Photo from Pinterest
I am excited. I leave today to travel about three hours south of my home in northwest Ohio to attend the Erma Bombeck Writers Conference in Dayton. This wonderful workshop is offered every two years and focuses on Erma’s legacy of great writing, especially as a columnist and a humorist.
The Bombeck Workshop is the only one in the country devoted to both humor and human-interest writing and is sold out each time it is offered. It features more than two dozen professional humor and human-interest writers on its faculty, offering sessions on the craft of writing, turning an interest into a profession, marketing, publishing and more.
And you’re guaranteed to laugh. A lot. Did I mention laughing? Lots of laughter.
What is it about Erma’s writing that still brings smiles to our hearts?I want to be a writer like her. Maybe I can bring back a few of her secrets to share next week, but I thought in honor of Erma we all could sit back and enjoy some of her words today:
· If you can’t make it better, you can laugh at it.

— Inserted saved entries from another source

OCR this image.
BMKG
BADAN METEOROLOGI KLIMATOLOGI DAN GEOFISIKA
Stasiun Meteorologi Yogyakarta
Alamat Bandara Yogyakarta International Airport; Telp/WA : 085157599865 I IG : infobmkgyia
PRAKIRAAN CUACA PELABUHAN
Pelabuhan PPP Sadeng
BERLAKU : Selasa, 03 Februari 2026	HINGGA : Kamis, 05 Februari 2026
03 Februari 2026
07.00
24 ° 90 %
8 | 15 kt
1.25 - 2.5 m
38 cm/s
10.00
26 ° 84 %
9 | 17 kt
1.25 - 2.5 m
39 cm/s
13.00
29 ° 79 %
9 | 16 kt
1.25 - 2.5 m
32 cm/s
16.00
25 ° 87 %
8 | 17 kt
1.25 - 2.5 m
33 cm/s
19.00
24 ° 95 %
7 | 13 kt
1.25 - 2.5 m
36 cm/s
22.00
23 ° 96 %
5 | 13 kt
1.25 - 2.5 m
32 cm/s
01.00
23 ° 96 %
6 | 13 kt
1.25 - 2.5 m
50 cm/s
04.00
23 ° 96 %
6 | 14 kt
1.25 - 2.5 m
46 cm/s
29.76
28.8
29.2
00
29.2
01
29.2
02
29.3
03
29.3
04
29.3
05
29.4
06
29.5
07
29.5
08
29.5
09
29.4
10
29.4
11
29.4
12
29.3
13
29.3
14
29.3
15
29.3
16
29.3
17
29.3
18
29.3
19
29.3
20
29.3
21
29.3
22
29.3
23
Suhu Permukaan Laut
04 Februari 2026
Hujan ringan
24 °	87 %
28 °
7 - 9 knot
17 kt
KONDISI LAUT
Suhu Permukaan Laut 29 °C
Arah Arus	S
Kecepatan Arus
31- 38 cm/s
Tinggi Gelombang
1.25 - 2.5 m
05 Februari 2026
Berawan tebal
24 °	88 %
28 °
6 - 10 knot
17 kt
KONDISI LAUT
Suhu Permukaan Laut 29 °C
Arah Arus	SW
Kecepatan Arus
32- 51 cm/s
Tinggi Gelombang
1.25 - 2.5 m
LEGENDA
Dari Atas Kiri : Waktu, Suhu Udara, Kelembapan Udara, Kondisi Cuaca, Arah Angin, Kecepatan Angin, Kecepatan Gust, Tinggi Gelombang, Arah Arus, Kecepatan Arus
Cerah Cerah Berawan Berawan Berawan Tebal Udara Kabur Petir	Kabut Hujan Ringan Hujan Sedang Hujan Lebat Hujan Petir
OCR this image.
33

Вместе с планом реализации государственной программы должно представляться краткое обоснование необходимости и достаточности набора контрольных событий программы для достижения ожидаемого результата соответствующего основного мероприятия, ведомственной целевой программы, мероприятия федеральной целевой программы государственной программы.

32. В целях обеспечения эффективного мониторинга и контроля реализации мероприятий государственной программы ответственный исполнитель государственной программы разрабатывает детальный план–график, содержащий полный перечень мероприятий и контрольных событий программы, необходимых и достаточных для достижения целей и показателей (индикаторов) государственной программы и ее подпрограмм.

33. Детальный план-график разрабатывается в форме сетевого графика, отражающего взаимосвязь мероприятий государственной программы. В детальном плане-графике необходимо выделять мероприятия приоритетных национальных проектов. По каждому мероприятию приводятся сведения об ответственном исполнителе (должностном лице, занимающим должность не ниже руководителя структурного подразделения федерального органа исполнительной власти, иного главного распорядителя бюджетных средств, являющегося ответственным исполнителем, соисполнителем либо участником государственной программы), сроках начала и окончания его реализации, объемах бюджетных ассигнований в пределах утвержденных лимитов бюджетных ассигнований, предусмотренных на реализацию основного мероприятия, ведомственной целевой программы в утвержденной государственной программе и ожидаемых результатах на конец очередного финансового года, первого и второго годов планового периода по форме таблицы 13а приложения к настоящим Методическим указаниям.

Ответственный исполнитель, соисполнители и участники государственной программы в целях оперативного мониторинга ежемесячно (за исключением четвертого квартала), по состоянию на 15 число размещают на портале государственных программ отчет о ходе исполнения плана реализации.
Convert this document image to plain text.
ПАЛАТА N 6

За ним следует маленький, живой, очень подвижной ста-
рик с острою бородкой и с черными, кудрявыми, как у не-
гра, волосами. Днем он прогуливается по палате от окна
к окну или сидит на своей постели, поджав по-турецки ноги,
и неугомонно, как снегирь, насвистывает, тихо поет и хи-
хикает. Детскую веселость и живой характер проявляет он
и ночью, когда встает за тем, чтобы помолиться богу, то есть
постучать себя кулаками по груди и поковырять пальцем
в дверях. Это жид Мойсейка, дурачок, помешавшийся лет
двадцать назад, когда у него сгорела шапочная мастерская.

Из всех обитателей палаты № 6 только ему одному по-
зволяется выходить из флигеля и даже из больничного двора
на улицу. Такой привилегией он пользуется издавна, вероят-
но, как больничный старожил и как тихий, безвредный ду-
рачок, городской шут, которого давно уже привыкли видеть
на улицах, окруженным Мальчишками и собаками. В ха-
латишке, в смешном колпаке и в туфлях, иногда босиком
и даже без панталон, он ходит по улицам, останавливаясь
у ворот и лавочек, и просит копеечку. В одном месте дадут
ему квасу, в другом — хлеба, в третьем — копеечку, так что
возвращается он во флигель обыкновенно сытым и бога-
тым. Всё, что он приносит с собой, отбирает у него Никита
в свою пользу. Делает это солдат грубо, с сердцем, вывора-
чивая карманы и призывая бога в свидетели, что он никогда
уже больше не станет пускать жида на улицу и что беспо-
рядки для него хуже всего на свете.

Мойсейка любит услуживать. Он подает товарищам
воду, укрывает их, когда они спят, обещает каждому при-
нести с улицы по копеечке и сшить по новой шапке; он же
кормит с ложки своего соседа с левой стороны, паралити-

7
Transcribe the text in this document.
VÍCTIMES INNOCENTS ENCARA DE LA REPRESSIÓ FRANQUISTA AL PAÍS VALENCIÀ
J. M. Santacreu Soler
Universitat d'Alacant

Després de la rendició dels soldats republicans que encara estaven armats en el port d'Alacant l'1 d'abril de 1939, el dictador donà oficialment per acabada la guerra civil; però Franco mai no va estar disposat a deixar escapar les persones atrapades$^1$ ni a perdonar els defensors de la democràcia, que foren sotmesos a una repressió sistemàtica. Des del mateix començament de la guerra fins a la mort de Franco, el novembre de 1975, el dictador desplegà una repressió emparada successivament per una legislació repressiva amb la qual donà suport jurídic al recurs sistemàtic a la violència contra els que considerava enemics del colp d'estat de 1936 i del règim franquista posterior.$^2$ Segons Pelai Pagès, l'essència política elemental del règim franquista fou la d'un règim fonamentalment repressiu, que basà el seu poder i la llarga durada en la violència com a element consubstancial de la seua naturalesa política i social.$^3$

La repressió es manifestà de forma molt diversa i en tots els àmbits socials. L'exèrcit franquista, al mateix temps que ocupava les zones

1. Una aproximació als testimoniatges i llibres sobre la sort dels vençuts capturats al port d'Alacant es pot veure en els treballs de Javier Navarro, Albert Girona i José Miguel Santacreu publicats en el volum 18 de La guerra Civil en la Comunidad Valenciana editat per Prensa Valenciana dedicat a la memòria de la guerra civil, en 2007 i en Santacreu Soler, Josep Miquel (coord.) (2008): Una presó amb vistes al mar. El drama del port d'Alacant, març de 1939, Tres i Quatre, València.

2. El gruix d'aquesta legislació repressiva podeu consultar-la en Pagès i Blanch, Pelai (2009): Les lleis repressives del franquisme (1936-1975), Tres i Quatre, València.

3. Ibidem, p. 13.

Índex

· In two decades I’ve lost a total of 789 pounds. I should be hanging from a charm bracelet.
· Never lend your car to anyone to whom you have given birth.
· One thing they never tell you about child raising is that for the rest of your life, at the drop of a hat, you are expected to know your child’s name and how old he or she is.
· People shop for a bathing suit with more care than they do a husband or wife. The rules are the same. Look for something you’ll feel comfortable wearing. Allow for room to grow.
· Housework is a treadmill from futility to oblivion with stop offs at tedium and counter productivity.
· When mothers talk about the depression of the empty nest, they’re not mourning the passing of all those wet towels on the floor, or the music that numbs your teeth, or even the bottle of capless shampoo dribbling down the shower drain. They’re upset because they’ve gone from supervisor of a child’s life to a spectator. It’s like being the vice president of the United States.
· I’m trying very hard to understand this generation. They have adjusted the timetable for childbearing so that menopause and teaching a sixteen year old how to drive a car will occur in the same week.
Erma left us all a legacy of wisdom and joy. That is the kind of legacy I would love to leave too – A path lit by God’s joy and guided by His wisdom to make our journeys here brighter.
How about you? What kind of legacy do you want to leave?